Duck with Port & Blackberry Sauce
The blackberries and port wine sauce are a lovely accompaniment to the duck breast and the fruitiness and concentration are found again in the wine. Together they balance the richness of the duck.
Prep: 15 mins
Cook: 25 mins
Agatha has used chard on this occasion but fat chips or mashed potato would be superb accompaniments.
Accompany with Château George 7
300ml of port
1tsp caster sugar
2 duck breasts
2 Juniper berries
Knob of Butter
150g rainbow chard OR
Mashed potatoes or Fat chips
Heat the oven to 180C
In a pan, put the butter, juniper berries, port, sugar, half the berries and stir until butter and sugar are dissolved. Then increase the heat and cook until reduced to a thin syrup. Put to one side.
While the sauce is cooking, season the duck breasts and lightly score the skin.
Heat a pan to very hot, put in the duck breasts skin side down so that it sizzles and sears, then lower to a medium heat and cook until the skin is golden and crispy.
Turn the duck breast over then put it in the oven for 5 mins. Take out of the oven and leave to rest.
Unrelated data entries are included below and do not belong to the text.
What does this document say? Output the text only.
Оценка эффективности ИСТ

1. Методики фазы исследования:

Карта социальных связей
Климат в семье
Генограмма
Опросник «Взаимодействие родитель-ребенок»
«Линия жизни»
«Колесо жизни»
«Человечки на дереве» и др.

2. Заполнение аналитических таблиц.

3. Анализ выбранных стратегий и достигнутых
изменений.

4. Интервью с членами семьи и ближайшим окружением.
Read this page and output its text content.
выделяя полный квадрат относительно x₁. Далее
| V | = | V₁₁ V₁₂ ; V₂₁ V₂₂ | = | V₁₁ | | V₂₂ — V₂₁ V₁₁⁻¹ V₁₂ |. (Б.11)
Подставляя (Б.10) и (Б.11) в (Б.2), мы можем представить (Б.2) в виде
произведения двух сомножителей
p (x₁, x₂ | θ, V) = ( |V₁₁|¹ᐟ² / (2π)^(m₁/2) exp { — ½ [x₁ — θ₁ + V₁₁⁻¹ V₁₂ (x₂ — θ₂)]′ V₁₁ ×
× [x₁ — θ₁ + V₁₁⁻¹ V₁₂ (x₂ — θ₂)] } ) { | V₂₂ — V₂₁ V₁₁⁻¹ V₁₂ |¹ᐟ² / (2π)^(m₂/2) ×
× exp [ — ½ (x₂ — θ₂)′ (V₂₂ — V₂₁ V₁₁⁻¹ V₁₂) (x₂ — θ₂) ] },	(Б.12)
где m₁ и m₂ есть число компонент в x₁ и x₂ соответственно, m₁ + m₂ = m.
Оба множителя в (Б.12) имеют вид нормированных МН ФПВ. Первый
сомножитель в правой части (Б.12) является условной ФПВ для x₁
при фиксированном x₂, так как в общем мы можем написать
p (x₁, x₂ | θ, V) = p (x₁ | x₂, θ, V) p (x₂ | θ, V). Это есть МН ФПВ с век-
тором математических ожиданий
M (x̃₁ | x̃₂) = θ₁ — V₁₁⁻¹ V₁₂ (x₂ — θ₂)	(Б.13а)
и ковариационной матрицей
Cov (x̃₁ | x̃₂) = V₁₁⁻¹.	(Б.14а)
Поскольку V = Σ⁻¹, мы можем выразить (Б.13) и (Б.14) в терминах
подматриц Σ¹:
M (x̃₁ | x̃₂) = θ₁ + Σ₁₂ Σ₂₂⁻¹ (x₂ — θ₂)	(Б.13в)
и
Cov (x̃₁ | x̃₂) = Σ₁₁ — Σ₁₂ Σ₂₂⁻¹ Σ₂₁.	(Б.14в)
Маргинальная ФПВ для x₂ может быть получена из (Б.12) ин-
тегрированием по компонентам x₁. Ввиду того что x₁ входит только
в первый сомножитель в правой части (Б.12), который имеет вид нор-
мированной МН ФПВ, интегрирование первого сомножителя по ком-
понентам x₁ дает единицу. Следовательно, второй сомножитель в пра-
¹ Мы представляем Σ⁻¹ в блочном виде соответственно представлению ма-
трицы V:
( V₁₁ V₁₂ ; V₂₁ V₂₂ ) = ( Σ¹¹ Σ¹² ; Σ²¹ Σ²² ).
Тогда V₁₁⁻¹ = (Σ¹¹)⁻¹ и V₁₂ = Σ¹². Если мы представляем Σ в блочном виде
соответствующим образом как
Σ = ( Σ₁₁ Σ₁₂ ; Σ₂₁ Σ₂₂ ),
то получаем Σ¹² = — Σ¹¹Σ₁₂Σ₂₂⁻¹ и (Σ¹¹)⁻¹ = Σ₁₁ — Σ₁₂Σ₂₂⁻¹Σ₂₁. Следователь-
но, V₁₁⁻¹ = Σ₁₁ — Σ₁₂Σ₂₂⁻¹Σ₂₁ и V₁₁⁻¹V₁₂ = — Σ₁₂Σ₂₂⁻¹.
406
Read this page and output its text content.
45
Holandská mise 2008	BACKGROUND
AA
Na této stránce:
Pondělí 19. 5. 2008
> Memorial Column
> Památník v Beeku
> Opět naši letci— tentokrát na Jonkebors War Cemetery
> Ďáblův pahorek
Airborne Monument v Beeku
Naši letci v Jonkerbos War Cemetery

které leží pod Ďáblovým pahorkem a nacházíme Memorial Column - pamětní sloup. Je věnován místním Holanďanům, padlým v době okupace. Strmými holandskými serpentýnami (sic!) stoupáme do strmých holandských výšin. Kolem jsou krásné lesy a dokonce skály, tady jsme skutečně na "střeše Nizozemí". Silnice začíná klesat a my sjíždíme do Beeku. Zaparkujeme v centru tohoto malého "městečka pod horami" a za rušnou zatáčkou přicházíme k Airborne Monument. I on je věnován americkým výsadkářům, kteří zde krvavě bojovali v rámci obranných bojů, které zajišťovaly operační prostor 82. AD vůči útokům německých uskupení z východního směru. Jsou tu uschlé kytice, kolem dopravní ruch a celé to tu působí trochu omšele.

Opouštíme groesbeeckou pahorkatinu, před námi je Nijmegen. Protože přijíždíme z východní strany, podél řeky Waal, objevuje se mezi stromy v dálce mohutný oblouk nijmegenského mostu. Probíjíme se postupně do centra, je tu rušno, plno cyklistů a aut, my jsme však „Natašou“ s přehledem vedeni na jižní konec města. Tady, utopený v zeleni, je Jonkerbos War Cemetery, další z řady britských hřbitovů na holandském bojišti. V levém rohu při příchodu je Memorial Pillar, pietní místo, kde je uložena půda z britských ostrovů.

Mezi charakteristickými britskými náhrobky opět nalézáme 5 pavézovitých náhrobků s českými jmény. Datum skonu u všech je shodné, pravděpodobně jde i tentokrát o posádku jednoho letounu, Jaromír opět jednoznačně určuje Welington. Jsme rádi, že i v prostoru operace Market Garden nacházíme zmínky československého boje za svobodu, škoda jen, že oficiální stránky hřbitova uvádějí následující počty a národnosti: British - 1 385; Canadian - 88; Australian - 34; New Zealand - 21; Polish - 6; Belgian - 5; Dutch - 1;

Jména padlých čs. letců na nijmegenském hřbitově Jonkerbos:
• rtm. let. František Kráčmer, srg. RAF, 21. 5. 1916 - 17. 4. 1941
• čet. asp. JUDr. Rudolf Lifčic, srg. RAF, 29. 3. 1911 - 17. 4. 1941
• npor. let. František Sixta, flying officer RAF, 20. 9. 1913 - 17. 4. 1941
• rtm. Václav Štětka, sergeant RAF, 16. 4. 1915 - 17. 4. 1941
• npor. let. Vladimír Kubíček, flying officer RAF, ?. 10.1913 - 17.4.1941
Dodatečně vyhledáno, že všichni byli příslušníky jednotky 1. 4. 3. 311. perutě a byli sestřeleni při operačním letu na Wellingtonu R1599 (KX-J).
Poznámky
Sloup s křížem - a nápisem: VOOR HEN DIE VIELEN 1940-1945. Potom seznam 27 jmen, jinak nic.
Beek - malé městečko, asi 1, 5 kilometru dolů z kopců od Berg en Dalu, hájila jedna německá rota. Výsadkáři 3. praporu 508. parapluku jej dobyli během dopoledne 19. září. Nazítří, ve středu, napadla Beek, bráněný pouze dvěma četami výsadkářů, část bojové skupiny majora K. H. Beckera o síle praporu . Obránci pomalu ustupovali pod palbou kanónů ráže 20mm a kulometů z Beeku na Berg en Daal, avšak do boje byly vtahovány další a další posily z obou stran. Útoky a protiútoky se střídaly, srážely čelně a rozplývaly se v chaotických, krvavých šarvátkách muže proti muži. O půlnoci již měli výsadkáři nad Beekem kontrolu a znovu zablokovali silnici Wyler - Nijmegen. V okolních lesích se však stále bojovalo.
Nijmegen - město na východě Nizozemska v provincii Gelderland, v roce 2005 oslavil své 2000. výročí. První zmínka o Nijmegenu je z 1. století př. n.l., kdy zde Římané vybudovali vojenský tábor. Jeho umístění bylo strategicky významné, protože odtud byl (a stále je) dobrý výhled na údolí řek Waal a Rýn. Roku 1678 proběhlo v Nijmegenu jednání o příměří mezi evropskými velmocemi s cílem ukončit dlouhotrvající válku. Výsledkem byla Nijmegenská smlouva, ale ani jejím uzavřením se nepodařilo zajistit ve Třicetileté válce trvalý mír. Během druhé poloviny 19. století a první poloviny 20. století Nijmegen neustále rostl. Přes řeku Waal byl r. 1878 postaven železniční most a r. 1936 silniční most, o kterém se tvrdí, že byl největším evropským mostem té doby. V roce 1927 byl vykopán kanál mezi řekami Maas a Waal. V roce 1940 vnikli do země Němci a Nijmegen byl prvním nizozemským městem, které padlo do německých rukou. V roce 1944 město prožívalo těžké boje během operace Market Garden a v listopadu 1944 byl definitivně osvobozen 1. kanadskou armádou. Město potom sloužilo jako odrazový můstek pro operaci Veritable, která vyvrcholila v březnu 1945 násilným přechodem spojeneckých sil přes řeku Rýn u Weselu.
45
It will be pink.
While the duck is cooking and resting, finish the accompanying vegetable. If using, separate the chard leaves and stalks. Slice and fry the stalks in olive oil until soft then fry the leaves until tender
Slice the duck then serve it with the port and blackberry sauce. Accompany with your choice of mashed potatoes, fat chips or the cooked chard and dot with the remaining blackberries.